ZST: 100000it [00:05, 17220.01it/s]
ZST: 5.85s (9.47 MB/s)
Raw: 100000it [00:40, 2492.39it/s]
Raw: 40.14s (11.15 MB/s)

After multiple runs the throughput in MB/s should stabilise, but the main thing to note is that because data is compressed, you can read more data per buffer. That is, more lines are stored per MB of compressed jsonl compared to its raw form.

Less is more #

This applies to all programming languages, but less work means more efficient processing. Doesn’t mean always adding a cache everywhere helps, it’s about eliminating wasted work.
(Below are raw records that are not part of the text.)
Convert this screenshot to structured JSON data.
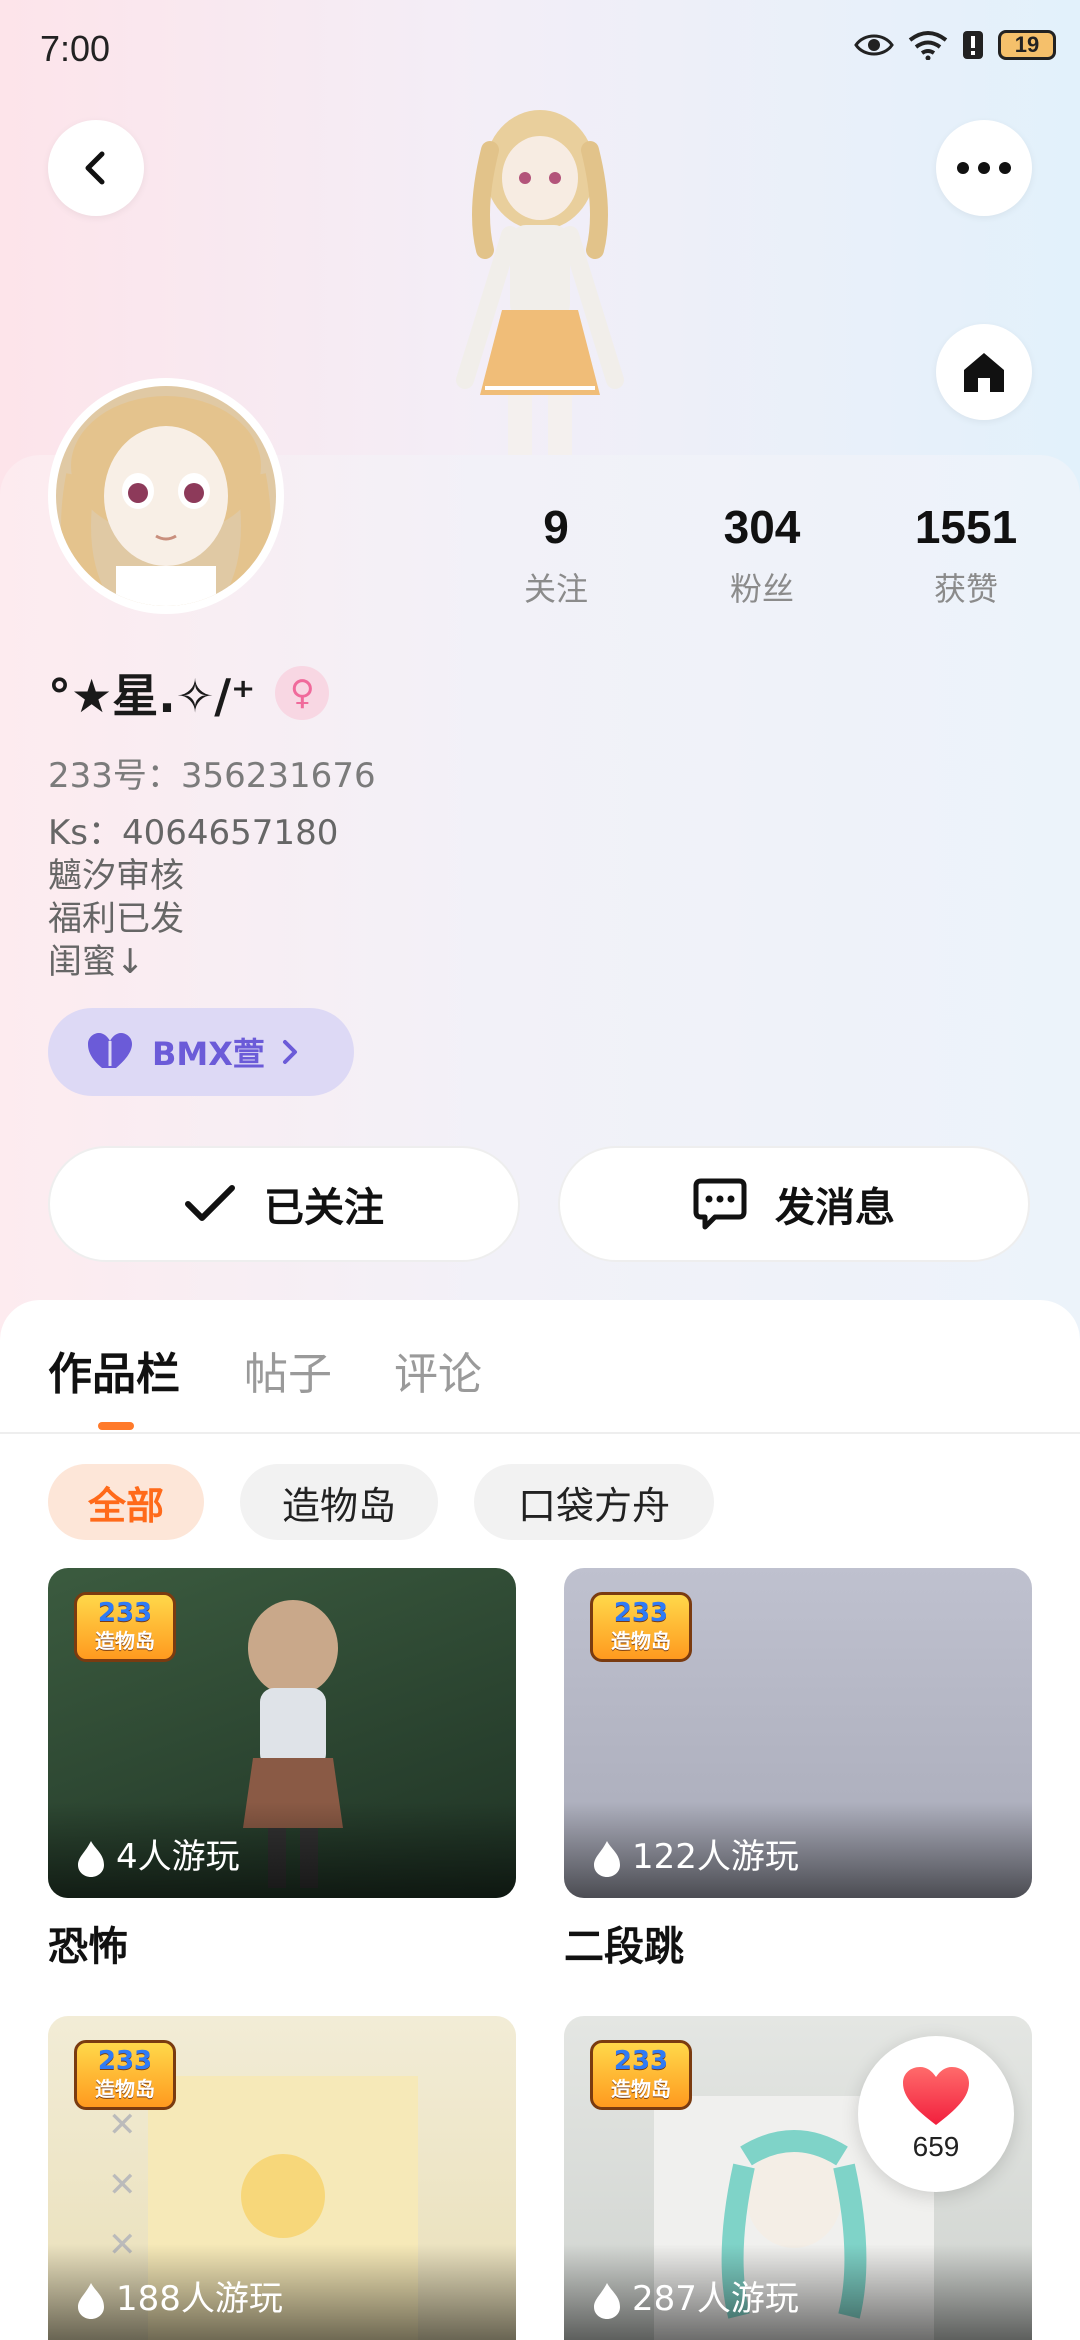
{
  "status_bar": {
    "time": "7:00",
    "battery": "19"
  },
  "profile": {
    "nickname": "°★星.✧/⁺",
    "uid": "233号：356231676",
    "bio_lines": [
      "Ks：4064657180",
      "魑汐审核",
      "福利已发",
      "闺蜜↓"
    ],
    "tag_label": "BMX萱",
    "stats": [
      {
        "value": "9",
        "label": "关注"
      },
      {
        "value": "304",
        "label": "粉丝"
      },
      {
        "value": "1551",
        "label": "获赞"
      }
    ]
  },
  "actions": {
    "follow_label": "已关注",
    "message_label": "发消息"
  },
  "tabs": [
    {
      "label": "作品栏",
      "active": true
    },
    {
      "label": "帖子",
      "active": false
    },
    {
      "label": "评论",
      "active": false
    }
  ],
  "filters": [
    {
      "label": "全部",
      "active": true
    },
    {
      "label": "造物岛",
      "active": false
    },
    {
      "label": "口袋方舟",
      "active": false
    }
  ],
  "works": [
    {
      "badge_top": "233",
      "badge_bottom": "造物岛",
      "plays": "4人游玩",
      "title": "恐怖"
    },
    {
      "badge_top": "233",
      "badge_bottom": "造物岛",
      "plays": "122人游玩",
      "title": "二段跳"
    },
    {
      "badge_top": "233",
      "badge_bottom": "造物岛",
      "plays": "188人游玩",
      "title": ""
    },
    {
      "badge_top": "233",
      "badge_bottom": "造物岛",
      "plays": "287人游玩",
      "title": ""
    }
  ],
  "like_float": {
    "count": "659"
  },
  "colors": {
    "accent": "#ff7a2a",
    "tag": "#6b5bd8",
    "like": "#ff3b3b"
  }
}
Using the example of the pipeline above, you can maximise throughput per function with highly optimised code, but if you filter after you process, perf or flamegraph won’t catch that.

picture this

process takes 5s per line
filter takes 1s per line

lets assume that its sequential like the above code we had and the read and write process takes 0 time

At 10000 lines, process -> filter = 10000 * 6s = 60000s
Assuming 50% of data is bad, filter-> process takes:

10000 * 1s + 5000 * 5s = 35000s
  • No complex code, no need for compiled languages. Usually rewriting into another language is the last thing you would do.
  • Algorithmic complexity matters as well. Choosing the right data structure — a set for membership checks instead of a list, a deque instead of a list for queue operations — can eliminate entire classes of wasted work regardless of language.